In a sermon delivered at the Dexter Avenue Baptist Church in Montgomery, Alabama on Nov. 17, 1957, King said “the whole idea of love, the whole philosophy of love” is part of his “basic philosophical and theological orientation.” In the sermon, titled Loving Your Enemies, King says, “it is love that will save our world and our civilization, love even for enemies.”
“We must be concerned about every human being.”
On June 2, 1959, King delivered the commencement address at Morehouse College. His address, titled Remaining Awake Through a Great Revolution, emphasizes the importance of focusing on improving the world for all, not just for ourselves:
“Rise above the narrow confines of our individualistic concerns to the broader concerns of all humanity. The individual or nation that feels that it can live in isolation has allowed itself to sleep through a revolution. The geographical togetherness of the modern world makes our very existence dependent on co-existence.
“We must all learn to live together as brothers or we will all perish together as fools.
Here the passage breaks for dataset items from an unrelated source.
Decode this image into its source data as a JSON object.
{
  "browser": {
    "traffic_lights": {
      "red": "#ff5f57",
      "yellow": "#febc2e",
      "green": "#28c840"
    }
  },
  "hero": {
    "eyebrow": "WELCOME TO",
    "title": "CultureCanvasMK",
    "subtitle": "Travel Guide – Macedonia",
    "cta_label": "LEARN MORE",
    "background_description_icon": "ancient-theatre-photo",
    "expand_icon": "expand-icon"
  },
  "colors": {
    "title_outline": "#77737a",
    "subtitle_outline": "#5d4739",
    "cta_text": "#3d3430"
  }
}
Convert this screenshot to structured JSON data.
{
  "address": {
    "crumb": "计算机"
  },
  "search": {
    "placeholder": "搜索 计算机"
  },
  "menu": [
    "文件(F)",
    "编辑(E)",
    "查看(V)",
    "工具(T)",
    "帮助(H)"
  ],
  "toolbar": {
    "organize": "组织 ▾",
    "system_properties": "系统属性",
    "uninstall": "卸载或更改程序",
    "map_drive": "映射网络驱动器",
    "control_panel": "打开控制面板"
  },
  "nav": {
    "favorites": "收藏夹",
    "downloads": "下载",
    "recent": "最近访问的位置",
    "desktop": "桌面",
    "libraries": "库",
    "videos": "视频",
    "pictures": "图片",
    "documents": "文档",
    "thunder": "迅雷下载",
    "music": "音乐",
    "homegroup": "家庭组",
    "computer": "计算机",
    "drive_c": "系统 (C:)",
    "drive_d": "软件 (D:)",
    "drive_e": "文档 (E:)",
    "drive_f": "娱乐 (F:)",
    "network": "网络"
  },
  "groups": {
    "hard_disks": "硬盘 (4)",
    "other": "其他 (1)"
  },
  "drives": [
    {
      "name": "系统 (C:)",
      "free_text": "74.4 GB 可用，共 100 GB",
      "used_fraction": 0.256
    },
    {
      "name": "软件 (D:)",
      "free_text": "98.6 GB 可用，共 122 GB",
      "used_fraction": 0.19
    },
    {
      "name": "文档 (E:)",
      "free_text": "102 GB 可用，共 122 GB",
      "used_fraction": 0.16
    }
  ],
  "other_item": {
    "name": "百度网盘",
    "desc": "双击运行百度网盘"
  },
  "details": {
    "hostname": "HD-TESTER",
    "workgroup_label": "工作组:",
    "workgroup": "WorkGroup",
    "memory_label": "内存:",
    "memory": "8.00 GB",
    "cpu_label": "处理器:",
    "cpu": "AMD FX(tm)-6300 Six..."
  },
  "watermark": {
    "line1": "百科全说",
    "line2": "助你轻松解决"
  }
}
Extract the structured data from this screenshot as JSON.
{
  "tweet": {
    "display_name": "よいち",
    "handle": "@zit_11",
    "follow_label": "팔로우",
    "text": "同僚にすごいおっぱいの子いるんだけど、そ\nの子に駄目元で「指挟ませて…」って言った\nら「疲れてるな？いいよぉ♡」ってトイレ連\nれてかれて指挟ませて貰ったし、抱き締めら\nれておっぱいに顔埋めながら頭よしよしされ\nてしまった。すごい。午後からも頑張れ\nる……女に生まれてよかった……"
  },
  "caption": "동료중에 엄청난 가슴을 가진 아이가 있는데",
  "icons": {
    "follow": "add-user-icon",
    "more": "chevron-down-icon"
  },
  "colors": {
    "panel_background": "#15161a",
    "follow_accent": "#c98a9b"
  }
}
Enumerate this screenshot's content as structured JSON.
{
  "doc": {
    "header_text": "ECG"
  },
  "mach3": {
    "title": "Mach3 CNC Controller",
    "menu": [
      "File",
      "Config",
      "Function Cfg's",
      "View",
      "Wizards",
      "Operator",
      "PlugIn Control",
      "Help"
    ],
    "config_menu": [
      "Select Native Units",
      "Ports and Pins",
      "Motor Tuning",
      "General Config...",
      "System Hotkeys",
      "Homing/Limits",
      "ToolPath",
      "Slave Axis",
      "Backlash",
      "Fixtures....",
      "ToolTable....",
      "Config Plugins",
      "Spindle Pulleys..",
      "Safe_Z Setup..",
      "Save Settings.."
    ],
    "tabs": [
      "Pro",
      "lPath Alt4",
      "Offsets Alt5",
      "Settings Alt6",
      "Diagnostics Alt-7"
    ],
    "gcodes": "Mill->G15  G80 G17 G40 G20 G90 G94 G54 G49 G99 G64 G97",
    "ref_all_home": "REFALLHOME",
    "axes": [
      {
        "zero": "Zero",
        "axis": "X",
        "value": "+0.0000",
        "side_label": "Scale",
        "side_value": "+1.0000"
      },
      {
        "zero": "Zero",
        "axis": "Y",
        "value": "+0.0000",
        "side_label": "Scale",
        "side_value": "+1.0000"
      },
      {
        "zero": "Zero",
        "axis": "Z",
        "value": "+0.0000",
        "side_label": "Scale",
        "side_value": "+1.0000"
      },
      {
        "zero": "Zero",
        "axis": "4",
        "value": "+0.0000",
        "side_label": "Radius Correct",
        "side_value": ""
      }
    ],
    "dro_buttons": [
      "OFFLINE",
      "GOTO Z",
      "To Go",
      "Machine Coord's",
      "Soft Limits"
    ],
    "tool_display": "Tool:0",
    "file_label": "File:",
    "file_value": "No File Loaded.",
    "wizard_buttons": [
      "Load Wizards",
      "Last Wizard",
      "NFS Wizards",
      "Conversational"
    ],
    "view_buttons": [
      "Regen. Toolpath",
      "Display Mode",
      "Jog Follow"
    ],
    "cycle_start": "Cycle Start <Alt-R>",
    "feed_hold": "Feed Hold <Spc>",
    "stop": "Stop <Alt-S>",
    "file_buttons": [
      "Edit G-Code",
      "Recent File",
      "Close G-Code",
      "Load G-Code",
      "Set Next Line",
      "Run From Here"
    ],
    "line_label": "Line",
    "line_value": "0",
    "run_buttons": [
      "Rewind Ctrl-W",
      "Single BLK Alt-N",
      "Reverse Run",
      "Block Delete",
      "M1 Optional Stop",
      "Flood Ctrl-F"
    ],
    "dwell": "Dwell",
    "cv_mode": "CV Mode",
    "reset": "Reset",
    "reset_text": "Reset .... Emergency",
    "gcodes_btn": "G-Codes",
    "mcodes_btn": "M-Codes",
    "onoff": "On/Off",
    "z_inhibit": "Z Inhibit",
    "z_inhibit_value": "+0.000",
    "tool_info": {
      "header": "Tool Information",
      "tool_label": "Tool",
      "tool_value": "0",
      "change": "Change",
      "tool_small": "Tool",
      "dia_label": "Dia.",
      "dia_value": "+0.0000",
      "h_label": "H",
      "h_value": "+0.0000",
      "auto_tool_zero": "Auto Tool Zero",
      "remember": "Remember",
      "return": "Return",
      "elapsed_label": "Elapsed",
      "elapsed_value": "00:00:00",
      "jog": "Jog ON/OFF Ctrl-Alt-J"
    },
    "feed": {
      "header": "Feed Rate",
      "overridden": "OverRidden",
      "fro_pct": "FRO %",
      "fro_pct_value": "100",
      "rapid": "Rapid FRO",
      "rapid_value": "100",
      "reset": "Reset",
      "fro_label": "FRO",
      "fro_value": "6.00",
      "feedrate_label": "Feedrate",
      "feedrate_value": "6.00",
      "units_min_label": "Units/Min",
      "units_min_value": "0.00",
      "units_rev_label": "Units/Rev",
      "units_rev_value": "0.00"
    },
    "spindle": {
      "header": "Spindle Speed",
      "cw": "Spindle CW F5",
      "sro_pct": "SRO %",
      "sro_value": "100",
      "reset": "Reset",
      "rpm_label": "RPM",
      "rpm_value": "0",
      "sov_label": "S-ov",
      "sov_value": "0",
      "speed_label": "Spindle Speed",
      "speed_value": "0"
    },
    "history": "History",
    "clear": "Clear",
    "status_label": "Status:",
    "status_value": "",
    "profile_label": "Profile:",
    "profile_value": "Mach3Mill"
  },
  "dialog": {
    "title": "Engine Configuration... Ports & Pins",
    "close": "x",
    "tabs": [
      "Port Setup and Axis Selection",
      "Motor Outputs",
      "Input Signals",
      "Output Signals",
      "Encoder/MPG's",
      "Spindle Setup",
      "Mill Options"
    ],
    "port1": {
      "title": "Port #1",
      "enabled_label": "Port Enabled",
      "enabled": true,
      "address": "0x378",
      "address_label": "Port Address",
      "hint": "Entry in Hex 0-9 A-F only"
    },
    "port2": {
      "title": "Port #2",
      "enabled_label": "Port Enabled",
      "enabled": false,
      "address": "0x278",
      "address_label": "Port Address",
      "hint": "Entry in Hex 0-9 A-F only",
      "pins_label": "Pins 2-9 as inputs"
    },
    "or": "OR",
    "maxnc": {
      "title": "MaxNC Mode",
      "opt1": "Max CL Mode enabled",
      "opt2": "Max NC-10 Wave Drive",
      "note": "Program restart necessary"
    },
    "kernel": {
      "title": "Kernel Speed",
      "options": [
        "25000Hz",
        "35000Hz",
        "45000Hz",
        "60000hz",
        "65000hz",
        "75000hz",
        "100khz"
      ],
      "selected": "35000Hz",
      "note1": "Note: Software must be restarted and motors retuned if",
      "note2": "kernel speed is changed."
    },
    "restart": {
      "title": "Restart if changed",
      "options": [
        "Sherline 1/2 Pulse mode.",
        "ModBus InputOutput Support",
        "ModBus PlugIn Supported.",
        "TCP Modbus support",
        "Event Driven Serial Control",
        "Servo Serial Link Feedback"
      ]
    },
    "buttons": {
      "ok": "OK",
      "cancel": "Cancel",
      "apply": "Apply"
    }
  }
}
Because of our involvement in humanity we must be concerned about every human being.”
Most of all, we should always remember John 3-16
“For God so loved the world so much that he gave his only son so that anyone who believes in him shall not perish but have eternal life.”
Note, it says “world,” not “Black world, white world or any other separate world.” Keeping this in mind, know God loves us all the same and He is always in control.
So what’s love got to do with it? If we love everybody and are genuinely concerned about each other, this world would be a better place
This presentation was given at a program of the Association for the Study of African-American Life and History (ASALH) and submitted by Audrey P. Williams, President, Hampton Roads Branch ASALH.